Successive Prompting for Decomposing Complex Questions
- URL: http://arxiv.org/abs/2212.04092v1
- Date: Thu, 8 Dec 2022 06:03:38 GMT
- Title: Successive Prompting for Decomposing Complex Questions
- Authors: Dheeru Dua, Shivanshu Gupta, Sameer Singh, Matt Gardner
- Abstract summary: Recent works leverage the capabilities of large language models (LMs) to perform complex question answering in a few-shot setting.
We introduce Successive Prompting'', where we iteratively break down a complex task into a simple task, solve it, and then repeat the process until we get the final solution.

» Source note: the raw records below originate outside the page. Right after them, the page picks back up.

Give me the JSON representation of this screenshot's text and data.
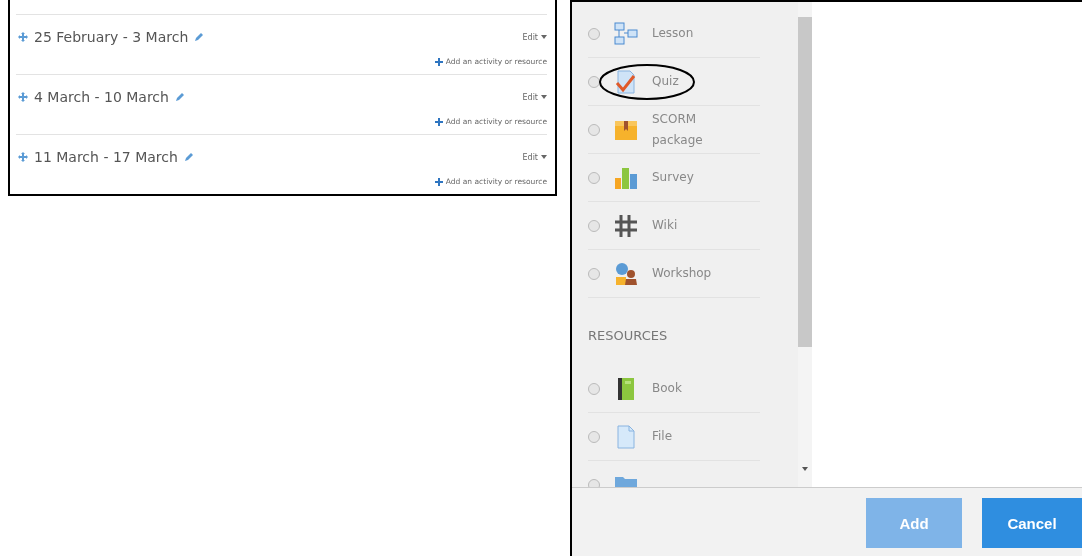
{
  "sections": [
    {
      "title": "25 February - 3 March",
      "edit": "Edit",
      "add_link": "Add an activity or resource"
    },
    {
      "title": "4 March - 10 March",
      "edit": "Edit",
      "add_link": "Add an activity or resource"
    },
    {
      "title": "11 March - 17 March",
      "edit": "Edit",
      "add_link": "Add an activity or resource"
    }
  ],
  "chooser": {
    "activities": [
      {
        "label": "Lesson",
        "kind": "lesson",
        "selected": false,
        "circled": false
      },
      {
        "label": "Quiz",
        "kind": "quiz",
        "selected": false,
        "circled": true
      },
      {
        "label": "SCORM package",
        "kind": "package",
        "selected": false,
        "circled": false
      },
      {
        "label": "Survey",
        "kind": "survey",
        "selected": false,
        "circled": false
      },
      {
        "label": "Wiki",
        "kind": "wiki",
        "selected": false,
        "circled": false
      },
      {
        "label": "Workshop",
        "kind": "workshop",
        "selected": false,
        "circled": false
      }
    ],
    "resources_heading": "RESOURCES",
    "resources": [
      {
        "label": "Book",
        "kind": "book",
        "selected": false,
        "circled": false
      },
      {
        "label": "File",
        "kind": "file",
        "selected": false,
        "circled": false
      },
      {
        "kind": "folder",
        "selected": false,
        "circled": false
      }
    ],
    "buttons": [
      {
        "label": "Add",
        "disabled": true
      },
      {
        "label": "Cancel",
        "disabled": false
      }
    ]
  }
}
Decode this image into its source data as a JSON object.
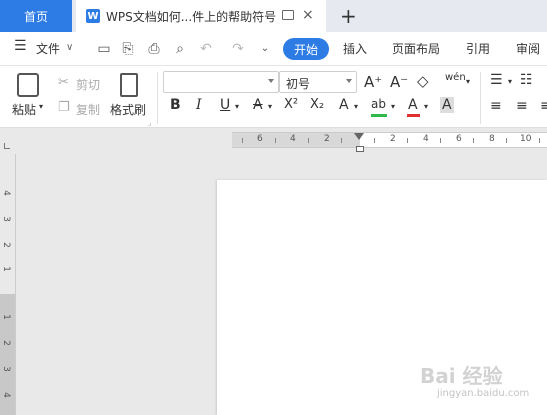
{
  "tabs": {
    "home": "首页",
    "doc_title": "WPS文档如何...件上的帮助符号",
    "doc_icon_letter": "W",
    "close": "×",
    "new_tab": "+"
  },
  "menu": {
    "file": "文件",
    "items": [
      "开始",
      "插入",
      "页面布局",
      "引用",
      "审阅"
    ]
  },
  "ribbon": {
    "paste": "粘贴",
    "cut": "剪切",
    "copy": "复制",
    "format_painter": "格式刷",
    "font_name": "",
    "font_size": "初号",
    "pinyin": "wén",
    "bold": "B",
    "italic": "I",
    "underline": "U",
    "strike": "A",
    "superscript": "X²",
    "subscript": "X₂",
    "effect": "A",
    "highlight": "ab",
    "font_color": "A",
    "char_shade": "A",
    "grow": "A⁺",
    "shrink": "A⁻"
  },
  "ruler": {
    "h_labels": [
      "6",
      "4",
      "2",
      "2",
      "4",
      "6",
      "8",
      "10"
    ],
    "v_labels": [
      "4",
      "3",
      "2",
      "1",
      "1",
      "2",
      "3",
      "4"
    ]
  },
  "watermark": {
    "text": "Bai 经验",
    "url": "jingyan.baidu.com"
  },
  "colors": {
    "accent": "#2d7be5",
    "highlight_bar": "#2fb94a",
    "font_color_bar": "#e03030"
  }
}
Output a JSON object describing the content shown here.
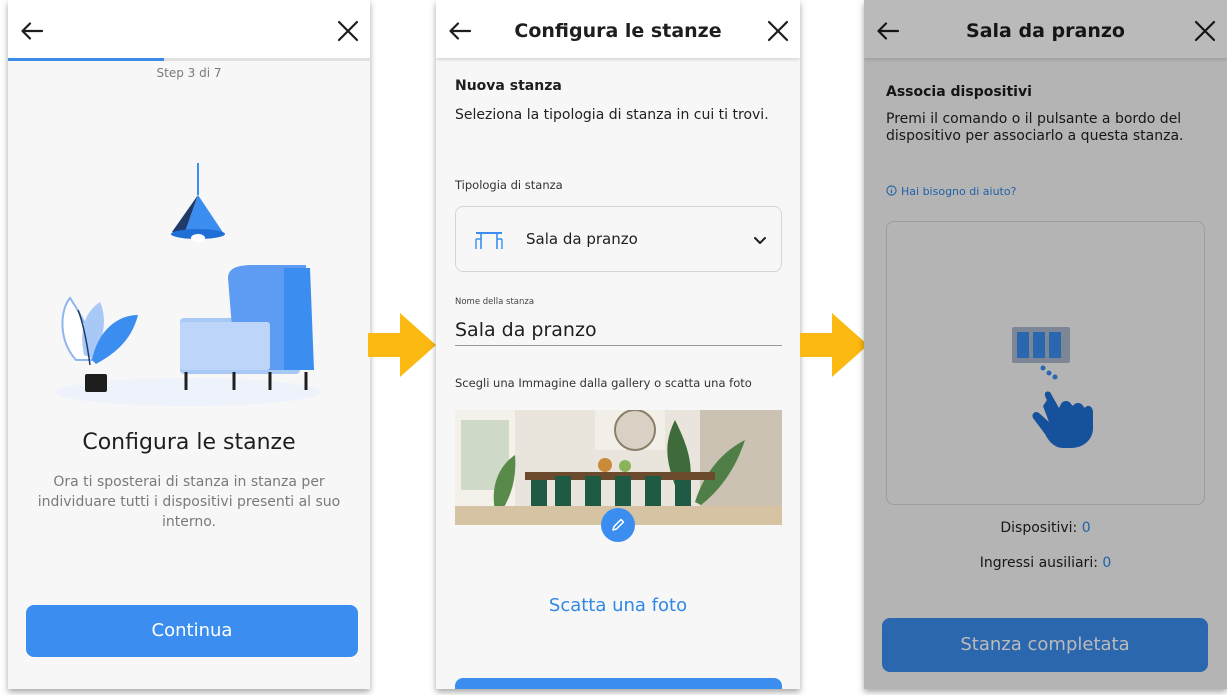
{
  "colors": {
    "accent": "#3b8ef0",
    "link": "#2f87e6",
    "arrow": "#fbb911",
    "background": "#f7f7f7"
  },
  "screen1": {
    "step_label": "Step 3 di 7",
    "progress": 0.43,
    "title": "Configura le stanze",
    "description": "Ora ti sposterai di stanza in stanza per individuare tutti i dispositivi presenti al suo interno.",
    "continue_label": "Continua",
    "icons": {
      "back": "arrow-left-icon",
      "close": "close-icon",
      "illustration": "lamp-armchair-plant-illustration"
    }
  },
  "screen2": {
    "title": "Configura le stanze",
    "heading": "Nuova stanza",
    "instruction": "Seleziona la tipologia di stanza in cui ti trovi.",
    "room_type_label": "Tipologia di stanza",
    "room_type_value": "Sala da pranzo",
    "room_name_label": "Nome della stanza",
    "room_name_value": "Sala da pranzo",
    "gallery_label": "Scegli una Immagine dalla gallery o scatta una foto",
    "photo_button": "Scatta una foto",
    "icons": {
      "room_type": "dining-table-icon",
      "dropdown": "chevron-down-icon",
      "edit": "pencil-icon"
    }
  },
  "screen3": {
    "title": "Sala da pranzo",
    "heading": "Associa dispositivi",
    "instruction": "Premi il comando o il pulsante a bordo del dispositivo per associarlo a questa stanza.",
    "help_link": "Hai bisogno di aiuto?",
    "devices_label": "Dispositivi:",
    "devices_count": "0",
    "aux_label": "Ingressi ausiliari:",
    "aux_count": "0",
    "complete_label": "Stanza completata",
    "icons": {
      "help": "info-icon",
      "pairing": "press-button-hand-icon"
    }
  }
}
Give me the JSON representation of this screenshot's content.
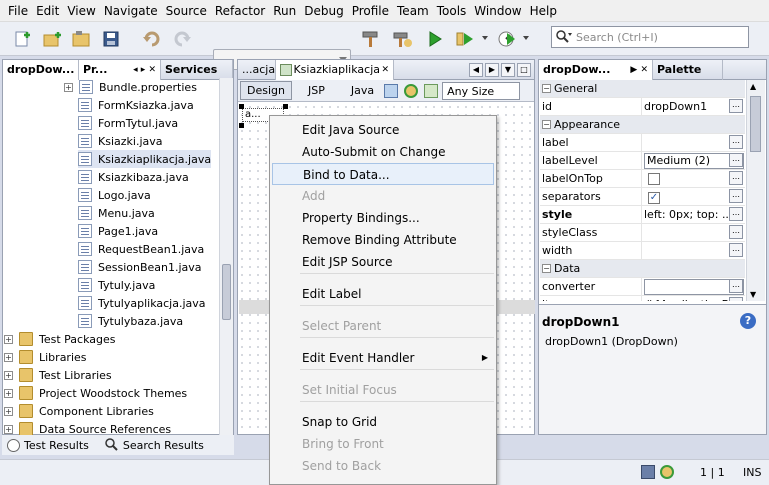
{
  "menubar": [
    "File",
    "Edit",
    "View",
    "Navigate",
    "Source",
    "Refactor",
    "Run",
    "Debug",
    "Profile",
    "Team",
    "Tools",
    "Window",
    "Help"
  ],
  "search": {
    "placeholder": "Search (Ctrl+I)"
  },
  "left_tabs": [
    "dropDow...",
    "Pr...",
    "Services"
  ],
  "tree": [
    {
      "label": "Bundle.properties",
      "type": "file"
    },
    {
      "label": "FormKsiazka.java",
      "type": "java"
    },
    {
      "label": "FormTytul.java",
      "type": "java"
    },
    {
      "label": "Ksiazki.java",
      "type": "java"
    },
    {
      "label": "Ksiazkiaplikacja.java",
      "type": "java",
      "selected": true
    },
    {
      "label": "Ksiazkibaza.java",
      "type": "java"
    },
    {
      "label": "Logo.java",
      "type": "java"
    },
    {
      "label": "Menu.java",
      "type": "java"
    },
    {
      "label": "Page1.java",
      "type": "java"
    },
    {
      "label": "RequestBean1.java",
      "type": "java"
    },
    {
      "label": "SessionBean1.java",
      "type": "java"
    },
    {
      "label": "Tytuly.java",
      "type": "java"
    },
    {
      "label": "Tytulyaplikacja.java",
      "type": "java"
    },
    {
      "label": "Tytulybaza.java",
      "type": "java"
    },
    {
      "label": "Test Packages",
      "type": "folder"
    },
    {
      "label": "Libraries",
      "type": "folder"
    },
    {
      "label": "Test Libraries",
      "type": "folder"
    },
    {
      "label": "Project Woodstock Themes",
      "type": "folder"
    },
    {
      "label": "Component Libraries",
      "type": "folder"
    },
    {
      "label": "Data Source References",
      "type": "folder"
    }
  ],
  "bottom_tabs": [
    "Test Results",
    "Search Results"
  ],
  "editor": {
    "tabs": [
      "...acja",
      "Ksiazkiaplikacja"
    ],
    "view_tabs": [
      "Design",
      "JSP",
      "Java"
    ],
    "size": "Any Size",
    "component_text": "a..."
  },
  "context_menu": [
    {
      "label": "Edit Java Source",
      "enabled": true
    },
    {
      "label": "Auto-Submit on Change",
      "enabled": true
    },
    {
      "label": "Bind to Data...",
      "enabled": true,
      "highlighted": true
    },
    {
      "label": "Add",
      "enabled": false
    },
    {
      "label": "Property Bindings...",
      "enabled": true
    },
    {
      "label": "Remove Binding Attribute",
      "enabled": true
    },
    {
      "label": "Edit JSP Source",
      "enabled": true
    },
    {
      "sep": true
    },
    {
      "label": "Edit Label",
      "enabled": true
    },
    {
      "sep": true
    },
    {
      "label": "Select Parent",
      "enabled": false
    },
    {
      "sep": true
    },
    {
      "label": "Edit Event Handler",
      "enabled": true,
      "submenu": true
    },
    {
      "sep": true
    },
    {
      "label": "Set Initial Focus",
      "enabled": false
    },
    {
      "sep": true
    },
    {
      "label": "Snap to Grid",
      "enabled": true
    },
    {
      "label": "Bring to Front",
      "enabled": false
    },
    {
      "label": "Send to Back",
      "enabled": false
    }
  ],
  "props_tabs": [
    "dropDow...",
    "Palette"
  ],
  "props": [
    {
      "cat": "General"
    },
    {
      "k": "id",
      "v": "dropDown1",
      "btn": true
    },
    {
      "cat": "Appearance"
    },
    {
      "k": "label",
      "v": "",
      "btn": true
    },
    {
      "k": "labelLevel",
      "v": "Medium (2)",
      "combo": true,
      "btn": true
    },
    {
      "k": "labelOnTop",
      "check": false,
      "btn": true
    },
    {
      "k": "separators",
      "check": true,
      "btn": true
    },
    {
      "k": "style",
      "v": "left: 0px; top: ...",
      "bold": true,
      "btn": true
    },
    {
      "k": "styleClass",
      "v": "",
      "btn": true
    },
    {
      "k": "width",
      "v": "",
      "btn": true
    },
    {
      "cat": "Data"
    },
    {
      "k": "converter",
      "v": "",
      "combo": true,
      "btn": true
    },
    {
      "k": "it...",
      "v": "#{ApplicationB...",
      "btn": true
    }
  ],
  "help": {
    "title": "dropDown1",
    "desc": "dropDown1 (DropDown)"
  },
  "status": {
    "pos": "1 | 1",
    "mode": "INS"
  }
}
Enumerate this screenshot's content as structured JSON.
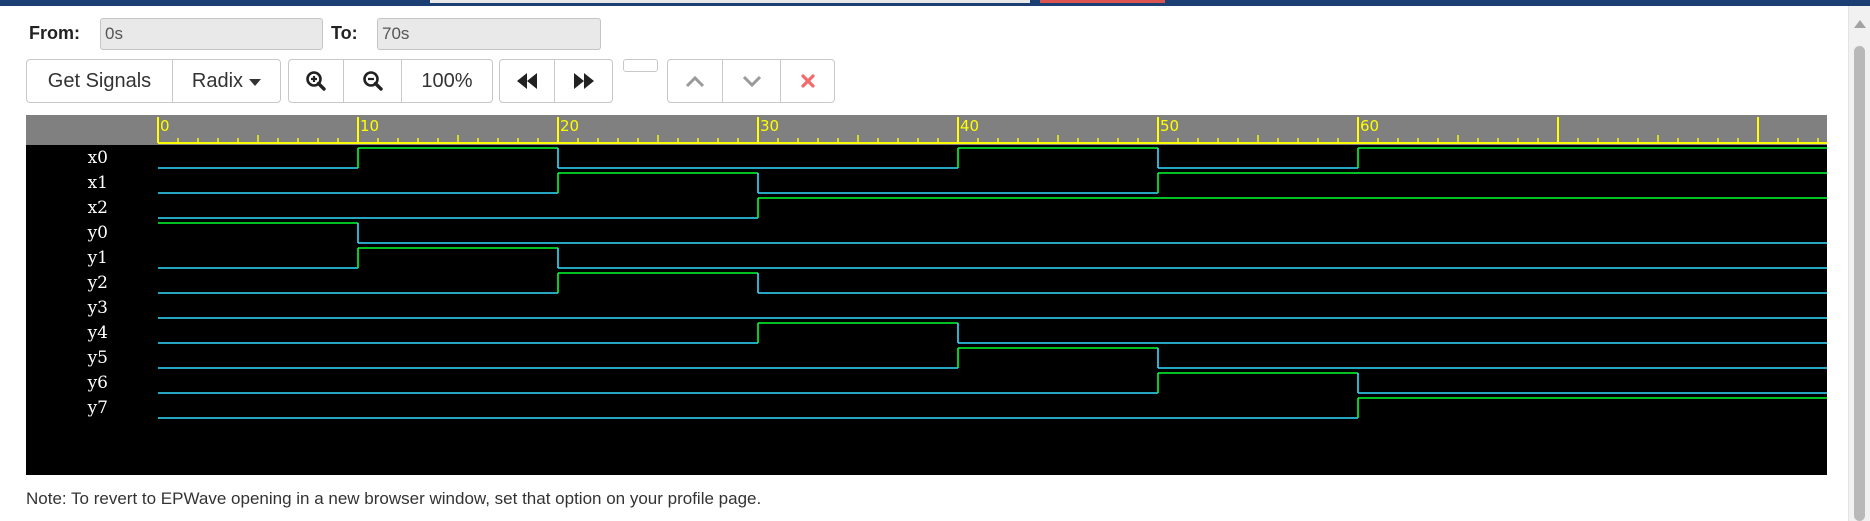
{
  "header": {
    "from_label": "From:",
    "from_value": "0s",
    "to_label": "To:",
    "to_value": "70s"
  },
  "toolbar": {
    "get_signals": "Get Signals",
    "radix": "Radix",
    "zoom": "100%"
  },
  "waveform": {
    "time_labels": [
      "0",
      "10",
      "20",
      "30",
      "40",
      "50",
      "60"
    ],
    "colors": {
      "high": "#00ff30",
      "low": "#33dcff",
      "ruler_bg": "#808080",
      "ruler_fg": "#ffff00",
      "close_x": "#f26a6a"
    },
    "signals": [
      {
        "name": "x0",
        "values": [
          0,
          1,
          0,
          0,
          1,
          0,
          1
        ]
      },
      {
        "name": "x1",
        "values": [
          0,
          0,
          1,
          0,
          0,
          1,
          1
        ]
      },
      {
        "name": "x2",
        "values": [
          0,
          0,
          0,
          1,
          1,
          1,
          1
        ]
      },
      {
        "name": "y0",
        "values": [
          1,
          0,
          0,
          0,
          0,
          0,
          0
        ]
      },
      {
        "name": "y1",
        "values": [
          0,
          1,
          0,
          0,
          0,
          0,
          0
        ]
      },
      {
        "name": "y2",
        "values": [
          0,
          0,
          1,
          0,
          0,
          0,
          0
        ]
      },
      {
        "name": "y3",
        "values": [
          0,
          0,
          0,
          0,
          0,
          0,
          0
        ]
      },
      {
        "name": "y4",
        "values": [
          0,
          0,
          0,
          1,
          0,
          0,
          0
        ]
      },
      {
        "name": "y5",
        "values": [
          0,
          0,
          0,
          0,
          1,
          0,
          0
        ]
      },
      {
        "name": "y6",
        "values": [
          0,
          0,
          0,
          0,
          0,
          1,
          0
        ]
      },
      {
        "name": "y7",
        "values": [
          0,
          0,
          0,
          0,
          0,
          0,
          1
        ]
      }
    ]
  },
  "note": "Note: To revert to EPWave opening in a new browser window, set that option on your profile page."
}
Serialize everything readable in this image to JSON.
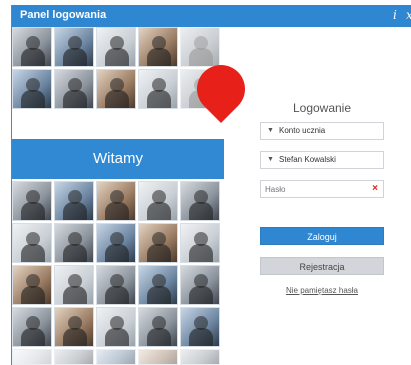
{
  "window": {
    "title": "Panel logowania",
    "info_icon": "i",
    "close_icon": "x"
  },
  "left": {
    "welcome": "Witamy"
  },
  "login": {
    "heading": "Logowanie",
    "account_type": "Konto ucznia",
    "user": "Stefan Kowalski",
    "password_placeholder": "Hasło",
    "login_button": "Zaloguj",
    "register_button": "Rejestracja",
    "forgot_link": "Nie pamiętasz hasła"
  },
  "colors": {
    "accent": "#2f86d1",
    "marker": "#e8201a",
    "clear": "#e22020"
  }
}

Our best model (with successive prompting) achieves an improvement of 5% absolute F1 on a few-shot version of the DROP dataset.
- Score: 50.00659445976735
- License: http://creativecommons.org/licenses/by/4.0/
- Abstract: Answering complex questions that require making latent decisions is a
challenging task, especially when limited supervision is available. Recent
works leverage the capabilities of large language models (LMs) to perform
complex question answering in a few-shot setting by demonstrating how to output
intermediate rationalizations while solving the complex question in a single
pass. We introduce ``Successive Prompting'', where we iteratively break down a
complex task into a simple task, solve it, and then repeat the process until we
get the final solution. Successive prompting decouples the supervision for
decomposing complex questions from the supervision for answering simple
questions, allowing us to (1) have multiple opportunities to query in-context
examples at each reasoning step (2) learn question decomposition separately
from question answering, including using synthetic data, and (3) use bespoke
(fine-tuned) components for reasoning steps where a large LM does not perform
well. The intermediate supervision is typically manually written, which can be
expensive to collect. We introduce a way to generate a synthetic dataset which
can be used to bootstrap a model's ability to decompose and answer intermediate
questions. Our best model (with successive prompting) achieves an improvement
of ~5% absolute F1 on a few-shot version of the DROP dataset when compared with
a state-of-the-art model with the same supervision.